YARGITAY KARARI BOZDU
İtiraz üzerine Yargıtay 4.Hukuk Dairesi devreye girdi. Yargıtay 4. Hukuk Dairesi ise, “Davacıların düğüne bir gün kala yeni bir firma ile muahede yapmak zorunda kalmaları, düğün tertibi üzere geniş iştirakli bir davetin istenildiği üzere yapılamama ihtimalinin oluşturduğu güç psikoloji ve düğün davetinin kıymeti birlikte değerlendirildiğinde davacılar faydasına uygun bir ölçü manevi tazminata hükmedilmesi gerekirken yanılgılı kıymetlendirme ile istemin reddi yol ve yasaya uygun düşmediğinden kararın bozulması gerekmiştir” münasebeti ile kararı oy çokluğu ile bozdu.
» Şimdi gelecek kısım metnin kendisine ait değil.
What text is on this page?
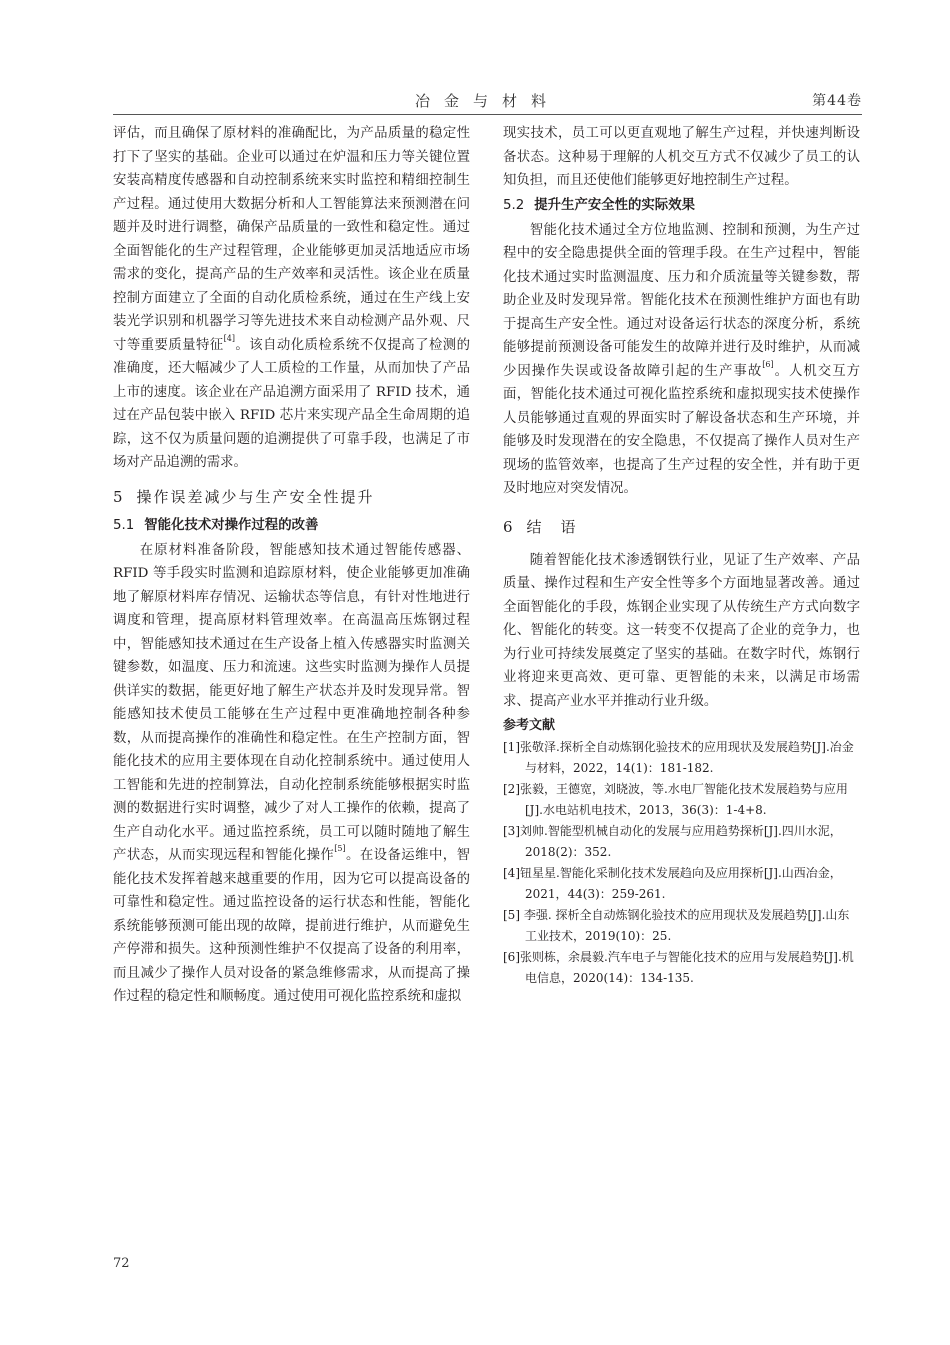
冶金与材料	第44卷

评估，而且确保了原材料的准确配比，为产品质量的稳定性打下了坚实的基础。企业可以通过在炉温和压力等关键位置安装高精度传感器和自动控制系统来实时监控和精细控制生产过程。通过使用大数据分析和人工智能算法来预测潜在问题并及时进行调整，确保产品质量的一致性和稳定性。通过全面智能化的生产过程管理，企业能够更加灵活地适应市场需求的变化，提高产品的生产效率和灵活性。该企业在质量控制方面建立了全面的自动化质检系统，通过在生产线上安装光学识别和机器学习等先进技术来自动检测产品外观、尺寸等重要质量特征[4]。该自动化质检系统不仅提高了检测的准确度，还大幅减少了人工质检的工作量，从而加快了产品上市的速度。该企业在产品追溯方面采用了 RFID 技术，通过在产品包装中嵌入 RFID 芯片来实现产品全生命周期的追踪，这不仅为质量问题的追溯提供了可靠手段，也满足了市场对产品追溯的需求。

5 操作误差减少与生产安全性提升
5.1 智能化技术对操作过程的改善

在原材料准备阶段，智能感知技术通过智能传感器、RFID 等手段实时监测和追踪原材料，使企业能够更加准确地了解原材料库存情况、运输状态等信息，有针对性地进行调度和管理，提高原材料管理效率。在高温高压炼钢过程中，智能感知技术通过在生产设备上植入传感器实时监测关键参数，如温度、压力和流速。这些实时监测为操作人员提供详实的数据，能更好地了解生产状态并及时发现异常。智能感知技术使员工能够在生产过程中更准确地控制各种参数，从而提高操作的准确性和稳定性。在生产控制方面，智能化技术的应用主要体现在自动化控制系统中。通过使用人工智能和先进的控制算法，自动化控制系统能够根据实时监测的数据进行实时调整，减少了对人工操作的依赖，提高了生产自动化水平。通过监控系统，员工可以随时随地了解生产状态，从而实现远程和智能化操作[5]。在设备运维中，智能化技术发挥着越来越重要的作用，因为它可以提高设备的可靠性和稳定性。通过监控设备的运行状态和性能，智能化系统能够预测可能出现的故障，提前进行维护，从而避免生产停滞和损失。这种预测性维护不仅提高了设备的利用率，而且减少了操作人员对设备的紧急维修需求，从而提高了操作过程的稳定性和顺畅度。通过使用可视化监控系统和虚拟

现实技术，员工可以更直观地了解生产过程，并快速判断设备状态。这种易于理解的人机交互方式不仅减少了员工的认知负担，而且还使他们能够更好地控制生产过程。

5.2 提升生产安全性的实际效果

智能化技术通过全方位地监测、控制和预测，为生产过程中的安全隐患提供全面的管理手段。在生产过程中，智能化技术通过实时监测温度、压力和介质流量等关键参数，帮助企业及时发现异常。智能化技术在预测性维护方面也有助于提高生产安全性。通过对设备运行状态的深度分析，系统能够提前预测设备可能发生的故障并进行及时维护，从而减少因操作失误或设备故障引起的生产事故[6]。人机交互方面，智能化技术通过可视化监控系统和虚拟现实技术使操作人员能够通过直观的界面实时了解设备状态和生产环境，并能够及时发现潜在的安全隐患，不仅提高了操作人员对生产现场的监管效率，也提高了生产过程的安全性，并有助于更及时地应对突发情况。

6 结　语

随着智能化技术渗透钢铁行业，见证了生产效率、产品质量、操作过程和生产安全性等多个方面地显著改善。通过全面智能化的手段，炼钢企业实现了从传统生产方式向数字化、智能化的转变。这一转变不仅提高了企业的竞争力，也为行业可持续发展奠定了坚实的基础。在数字时代，炼钢行业将迎来更高效、更可靠、更智能的未来，以满足市场需求、提高产业水平并推动行业升级。

参考文献

[1]张敬泽.探析全自动炼钢化验技术的应用现状及发展趋势[J].冶金与材料，2022，14(1)：181-182.

[2]张毅，王德宽，刘晓波，等.水电厂智能化技术发展趋势与应用[J].水电站机电技术，2013，36(3)：1-4+8.

[3]刘帅.智能型机械自动化的发展与应用趋势探析[J].四川水泥，2018(2)：352.

[4]钮星星.智能化采制化技术发展趋向及应用探析[J].山西冶金，2021，44(3)：259-261.

[5] 李强. 探析全自动炼钢化验技术的应用现状及发展趋势[J].山东工业技术，2019(10)：25.

[6]张则栋，余晨毅.汽车电子与智能化技术的应用与发展趋势[J].机电信息，2020(14)：134-135.

72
ASLİYE HUKUK MAHKEMESİ DİRENDİ
Bozma kararının akabinde Asliye Hukuk Mahkemesi, peşin ödenen paranın iade edildiği ve vazgeçme süreci sebebiyle; davacının hayat, beden bütünlüğü, sıhhat, özgürlük, isim, fotoğraf, onur, haysiyet üzere kıymetlerinde bir ihlâle yol açmadığı, davalının düğünün yapılması sırasında otelde hazır bulunduğu, ikili düğünün tıpkı otelde davalının da katkısı ile yapıldığı, mukaveleye ve borca karşıtlık nedeniyle manevi tazminata hükmedilmesinin mümkün olmadığı, kişilik haklarının hukuka karşıt bir biçimde akına uğradığı ve manevi ziyan doğduğunun davacılar tarafından ispatlanamadığı gerekçesiyle” direnme kararı verdi. Direnme kararı mühleti içinde davacılar vekili tarafından temyiz edildi.
YARGITAY’DAN EMSAL KARAR
Yargıtay Hukuk Genel Heyeti ise davalıların kontrattan doğan borçlarını yerine getirmedikleri ve düğün tertibini yapmadıkları lisana getirerek; nikâh, düğün üzere özel ehemmiyete sahip, insan hayatında çoklukla bir sefer yaşanan, tekrarı mümkün olmayan değerli günlerin rastgele bir sorun çıkmadan yaşanmak istenmesinin doğal olarak karşılanması gerektiğini vurguladı.
“Bu sürecin bir bütün olarak davacılarda acı ve ıstıraba neden olduğu ve kişilik haklarını zedelediği kabul edilerek” sözünü paylaşarak TBK’nın 58. unsuru mucibince uygun bir manevi tazminata hükmedilmesi gerekmektedir” kararına imza attı.
Asliye Hukuk Mahkemesi’nin direnme kararını, davacıların lehine manevi tazminat hükmedilmesi istikametinde bozdu.